Sandler’s performance in the movie is, at the risk of utilizing another recklessly overused term, a revelation. It reveals to us a side of the performer that we not only had never seen, but one that we were confident could not exist. He plays the part with such frantic discomfort, a crippling fear of anything unpleasant or contrary to his routine. We’ve seen Sandler play characters in the past who are removed from traditional social norms, but never one who elicited so much empathy from the audience. There is a palpable level of sadness in Barry’s neuroses and we ache for him to finally come out of the shell that’s suffocating him.

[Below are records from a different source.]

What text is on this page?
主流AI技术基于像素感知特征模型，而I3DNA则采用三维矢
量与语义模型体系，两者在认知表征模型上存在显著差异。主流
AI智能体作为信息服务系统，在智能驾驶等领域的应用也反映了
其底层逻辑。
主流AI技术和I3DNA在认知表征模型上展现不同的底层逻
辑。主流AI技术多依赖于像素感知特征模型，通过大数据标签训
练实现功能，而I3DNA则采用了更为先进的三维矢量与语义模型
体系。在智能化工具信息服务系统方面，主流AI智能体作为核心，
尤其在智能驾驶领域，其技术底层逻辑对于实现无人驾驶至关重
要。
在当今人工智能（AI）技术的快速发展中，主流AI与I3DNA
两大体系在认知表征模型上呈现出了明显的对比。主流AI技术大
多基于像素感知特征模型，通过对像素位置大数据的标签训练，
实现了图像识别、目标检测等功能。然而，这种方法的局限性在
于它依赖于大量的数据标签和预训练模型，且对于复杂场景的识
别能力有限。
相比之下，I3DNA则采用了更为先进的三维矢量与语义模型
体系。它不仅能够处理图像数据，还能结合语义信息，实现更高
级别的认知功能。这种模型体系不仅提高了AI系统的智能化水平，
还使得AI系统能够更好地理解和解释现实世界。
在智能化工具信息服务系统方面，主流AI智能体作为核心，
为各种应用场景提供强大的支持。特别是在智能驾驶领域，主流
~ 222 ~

While promoting Magnolia, P.T. Anderson mentioned that his next movie would be a comedy with Adam Sandler. The journalists in the room, not surprisingly, laughed. But when he brought Punch-Drunk Love to Cannes, he won the Palm d’Or for best director. Sometimes the mark of a great director, and this can certainly be seen here, is his or her ability to summon stellar performances out of even the most unlikely star. P.T. Anderson had managed this many years prior as well with Mark Wahlberg in Boogie Nights. The expert guidance, the deep grasp of storytelling methodologies, is precisely how exceptional directors get the best from their actors.

This is the same unflinching eye for talent that defines filmmakers like Steven Soderbergh, who is among the best in this regard. Just looked at Haywire from earlier this year. Soderbergh took an MMA fighter with practically no acting experience (Gina Carano) and helped her adeptly lead an action ensemble with grace and formidable presence. He also evoked what is easily Jennifer Lopez’s best performance in Out of Sight. The same skill set can be found in David Fincher. Rooney Mara had done little worth singing about before her collaborations with Fincher. In fact, most were prepared to write her off after A Nightmare on Elm Street. But then in The Social Network, and especially in The Girl with the Dragon Tattoo, she seemed fundamentally reborn as a performer.

These are master directors all, and as such have the unique ability to mine greatness from unpromising wells. If Punch-Drunk Love is an indication of what P.T. Anderson can do with Sandler, we can only imagine what he will do with celebrated talent like Philip Seymour Hoffman and Joaquin Phoenix in The Master.